October 25:
The European Court of Human Rights has ruled in favor of a complaint filed by former Yukos oil company co-owner Platon Lebedev, who was arrested together with Yukos founder Mikhail Khodorkovsky in 2004. Both men are serving eight-year prison sentences on fraud and tax evasion charges and. According to Gazeta.ru, the Strasbourg-based court ruled that Russia violated Lebedev’s right to liberty and security during his arrest and subsequent pre-trial detention and ordered it to pay him 10,000 euros ($14,230) in damages and for legal costs.
October 26:
The commander of Russia’s Strategic Rocket Forces, Gen.-Col. Nikolai Solovtsov, has said that Russia could rapidly resume production of short and intermediate-range missiles, RIA Novosti reports. “If a political decision is made to produce that class of missile, clearly they will be produced quickly… because everything needed for this is available,” he said.

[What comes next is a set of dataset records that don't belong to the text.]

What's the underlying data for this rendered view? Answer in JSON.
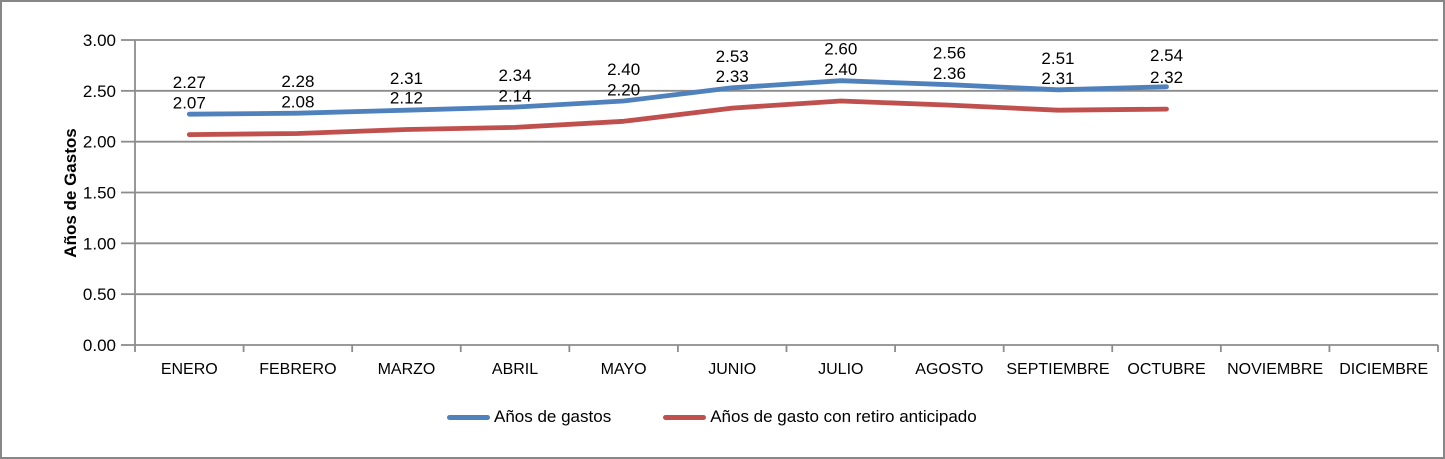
{
  "chart_data": {
    "type": "line",
    "title": "",
    "ylabel": "Años de Gastos",
    "xlabel": "",
    "ylim": [
      0,
      3
    ],
    "ytick_step": 0.5,
    "ytick_labels": [
      "0.00",
      "0.50",
      "1.00",
      "1.50",
      "2.00",
      "2.50",
      "3.00"
    ],
    "grid": true,
    "legend_position": "bottom",
    "categories": [
      "ENERO",
      "FEBRERO",
      "MARZO",
      "ABRIL",
      "MAYO",
      "JUNIO",
      "JULIO",
      "AGOSTO",
      "SEPTIEMBRE",
      "OCTUBRE",
      "NOVIEMBRE",
      "DICIEMBRE"
    ],
    "series": [
      {
        "name": "Años de gastos",
        "color": "#4F81BD",
        "values": [
          2.27,
          2.28,
          2.31,
          2.34,
          2.4,
          2.53,
          2.6,
          2.56,
          2.51,
          2.54,
          null,
          null
        ]
      },
      {
        "name": "Años de gasto con retiro anticipado",
        "color": "#C0504D",
        "values": [
          2.07,
          2.08,
          2.12,
          2.14,
          2.2,
          2.33,
          2.4,
          2.36,
          2.31,
          2.32,
          null,
          null
        ]
      }
    ],
    "data_labels_decimals": 2,
    "colors": {
      "grid": "#8C8C8C",
      "axis": "#8C8C8C",
      "frame_border": "#878787",
      "text": "#000000",
      "background": "#FFFFFF"
    }
  }
}
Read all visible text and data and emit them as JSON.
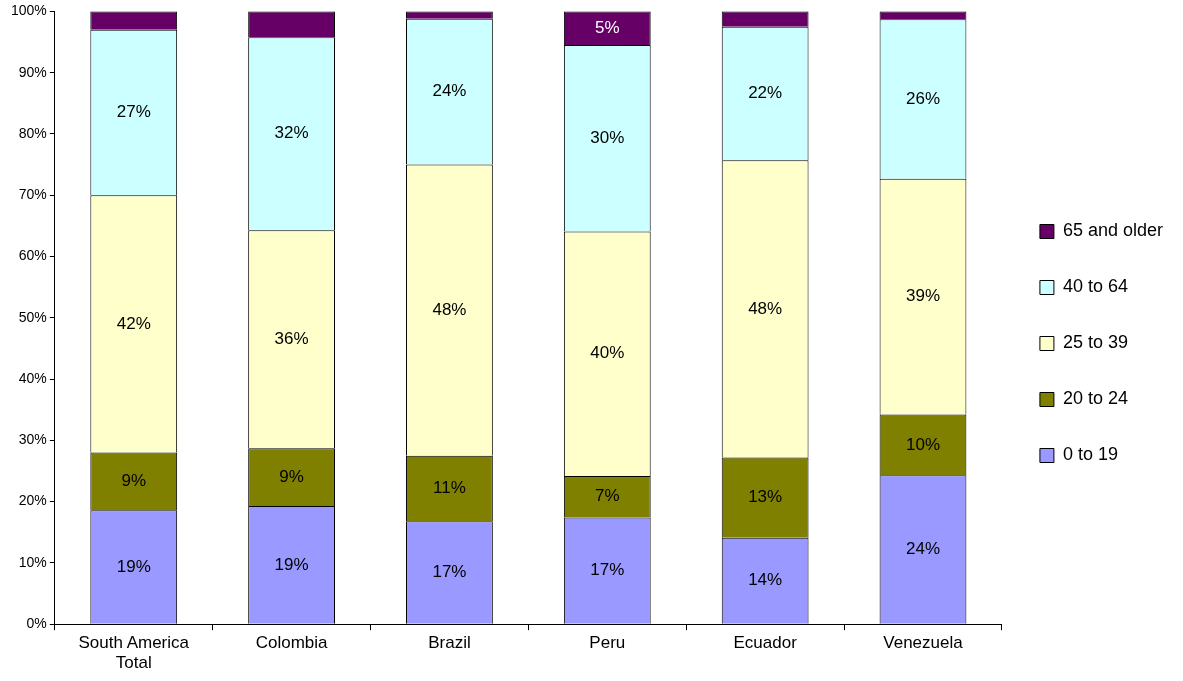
{
  "chart_data": {
    "type": "bar",
    "stacked": true,
    "legend": "right",
    "categories": [
      "South America Total",
      "Colombia",
      "Brazil",
      "Peru",
      "Ecuador",
      "Venezuela"
    ],
    "ylim": [
      0,
      100
    ],
    "yticks": [
      {
        "value": 0,
        "label": "0%"
      },
      {
        "value": 10,
        "label": "10%"
      },
      {
        "value": 20,
        "label": "20%"
      },
      {
        "value": 30,
        "label": "30%"
      },
      {
        "value": 40,
        "label": "40%"
      },
      {
        "value": 50,
        "label": "50%"
      },
      {
        "value": 60,
        "label": "60%"
      },
      {
        "value": 70,
        "label": "70%"
      },
      {
        "value": 80,
        "label": "80%"
      },
      {
        "value": 90,
        "label": "90%"
      },
      {
        "value": 100,
        "label": "100%"
      }
    ],
    "series": [
      {
        "name": "0 to 19",
        "color": "#9999ff",
        "values": [
          18.6,
          19.3,
          16.8,
          17.4,
          14.1,
          24.3
        ],
        "value_labels": [
          "19%",
          "19%",
          "17%",
          "17%",
          "14%",
          "24%"
        ]
      },
      {
        "name": "20 to 24",
        "color": "#808000",
        "values": [
          9.4,
          9.4,
          10.7,
          6.8,
          13.1,
          9.9
        ],
        "value_labels": [
          "9%",
          "9%",
          "11%",
          "7%",
          "13%",
          "10%"
        ]
      },
      {
        "name": "25 to 39",
        "color": "#ffffcc",
        "values": [
          42.0,
          35.6,
          47.5,
          39.9,
          48.5,
          38.5
        ],
        "value_labels": [
          "42%",
          "36%",
          "48%",
          "40%",
          "48%",
          "39%"
        ]
      },
      {
        "name": "40 to 64",
        "color": "#ccffff",
        "values": [
          27.0,
          31.5,
          23.8,
          30.4,
          21.8,
          26.0
        ],
        "value_labels": [
          "27%",
          "32%",
          "24%",
          "30%",
          "22%",
          "26%"
        ]
      },
      {
        "name": "65 and older",
        "color": "#660066",
        "values": [
          3.0,
          4.2,
          1.2,
          5.5,
          2.5,
          1.3
        ],
        "value_labels": [
          null,
          null,
          null,
          "5%",
          null,
          null
        ]
      }
    ]
  }
}
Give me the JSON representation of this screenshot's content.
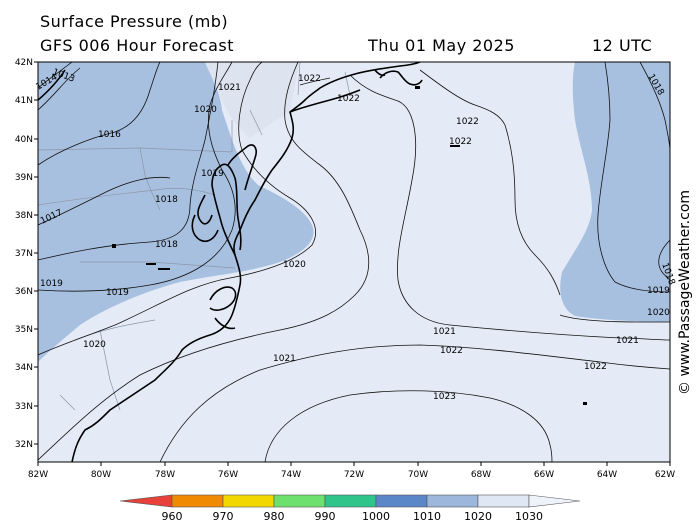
{
  "header": {
    "title": "Surface Pressure (mb)",
    "model": "GFS 006 Hour Forecast",
    "date": "Thu 01 May 2025",
    "time": "12 UTC"
  },
  "credit": "© www.PassageWeather.com",
  "latitudes": [
    "42N",
    "41N",
    "40N",
    "39N",
    "38N",
    "37N",
    "36N",
    "35N",
    "34N",
    "33N",
    "32N"
  ],
  "longitudes": [
    "82W",
    "80W",
    "78W",
    "76W",
    "74W",
    "72W",
    "70W",
    "68W",
    "66W",
    "64W",
    "62W"
  ],
  "isobar_labels": {
    "l1013": "1013",
    "l1014": "1014",
    "l1016": "1016",
    "l1017": "1017",
    "l1018a": "1018",
    "l1018b": "1018",
    "l1018c": "1018",
    "l1018d": "1018",
    "l1019a": "1019",
    "l1019b": "1019",
    "l1019c": "1019",
    "l1019d": "1019",
    "l1020a": "1020",
    "l1020b": "1020",
    "l1020c": "1020",
    "l1020d": "1020",
    "l1021a": "1021",
    "l1021b": "1021",
    "l1021c": "1021",
    "l1021d": "1021",
    "l1022a": "1022",
    "l1022b": "1022",
    "l1022c": "1022",
    "l1022d": "1022",
    "l1022e": "1022",
    "l1022f": "1022",
    "l1023": "1023"
  },
  "colorbar": {
    "labels": [
      "960",
      "970",
      "980",
      "990",
      "1000",
      "1010",
      "1020",
      "1030"
    ],
    "colors": [
      "#e8403a",
      "#f08a00",
      "#f2d800",
      "#6ee06e",
      "#2ec48a",
      "#5b87c8",
      "#9cb6dc",
      "#dfe7f4",
      "#eef2fa"
    ]
  },
  "colors": {
    "low": "#a8c0e0",
    "high": "#e4ebf6"
  }
}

[Editor’s Note: The 1987 Intermediate-Range Nuclear Forces Treaty (INF) banned nuclear and conventional ground-launched ballistic and cruise missiles with ranges of 500-5,500 kilometers (300-3,400 miles). Earlier this month, Russian President Vladimir Putin warned that Russia might withdraw from the INF Treaty unless it is expanded to include other states.]
President Putin has compared U.S. plans to deploy a missile defense system in Eastern Europe to the Cuban missile crisis of the 1960s, Rosbalt reports. “Analogous actions by the Soviet Union, when it deployed missiles in Cuba, caused the ‘Caribbean crisis,’” Putin told reporters at the end of a European Union-Russian summit in Portugal. But while Russia removed its Soviet-era bases from Cuba and Vietnam, he said, “threats to our country are being created today on our borders.” Still, Putin said there is nothing like the Cuban missile crisis today mainly because Russia’s relations with the United States and Europe have changed “cardinally.” He added that he agrees completely with President Bush that Russia and the U.S. are now “partners.”
At the same press conference in Portugal, President Putin dismissed speculation he will increase the powers of the prime minister and assume that post after leaving the Kremlin in 2008, Interfax reports. “If somebody thinks I’m going to move, say, into the government of the Russian Federation and hand over principal powers to it, that is not true,” he said. “There will be no infringement of the powers of the president of the Russian Federation, in any case not as long as this is under my control.” Meanwhile, the Financial Times quotes Federation Council speaker Sergei Mironov as saying the issue of a third Putin presidential term has “not been taken off the agenda” despite a constitutional bar on presidents serving more than two consecutive terms.
October 29:
According to the Agence France Presse, Vladimir Churov, head of Russia’s Central Election Commission (CEC), has said that between 300 and 400 observers will be allowed into Russia for the December 2nd State Duma elections - a quarter of the number who monitored Russia’s last parliamentary elections in 2003. The CEC, which has completed registering parties for the State Duma elections, approved 11 parties to participate and rejected three.
According to the income and property declarations provided by candidates running in the upcoming State Duma elections, Vladimir Putin’s income last year was 2,011,611 rubles ($81,190), Izvestia reports. Putin, who is heading the pro-Kremlin United Russia party’s ticket, also declared a small apartment in St. Petersburg, a 1,500 square meter plot outside Moscow, two vintage Volga cars and roughly 3,700,000 rubles (around $150,000) in three bank accounts. In February 2005, the Russian edition of Newsweek published a photograph of Putin wearing a Patek Philippe Perpetual Calendar watch, which costs around $60,000.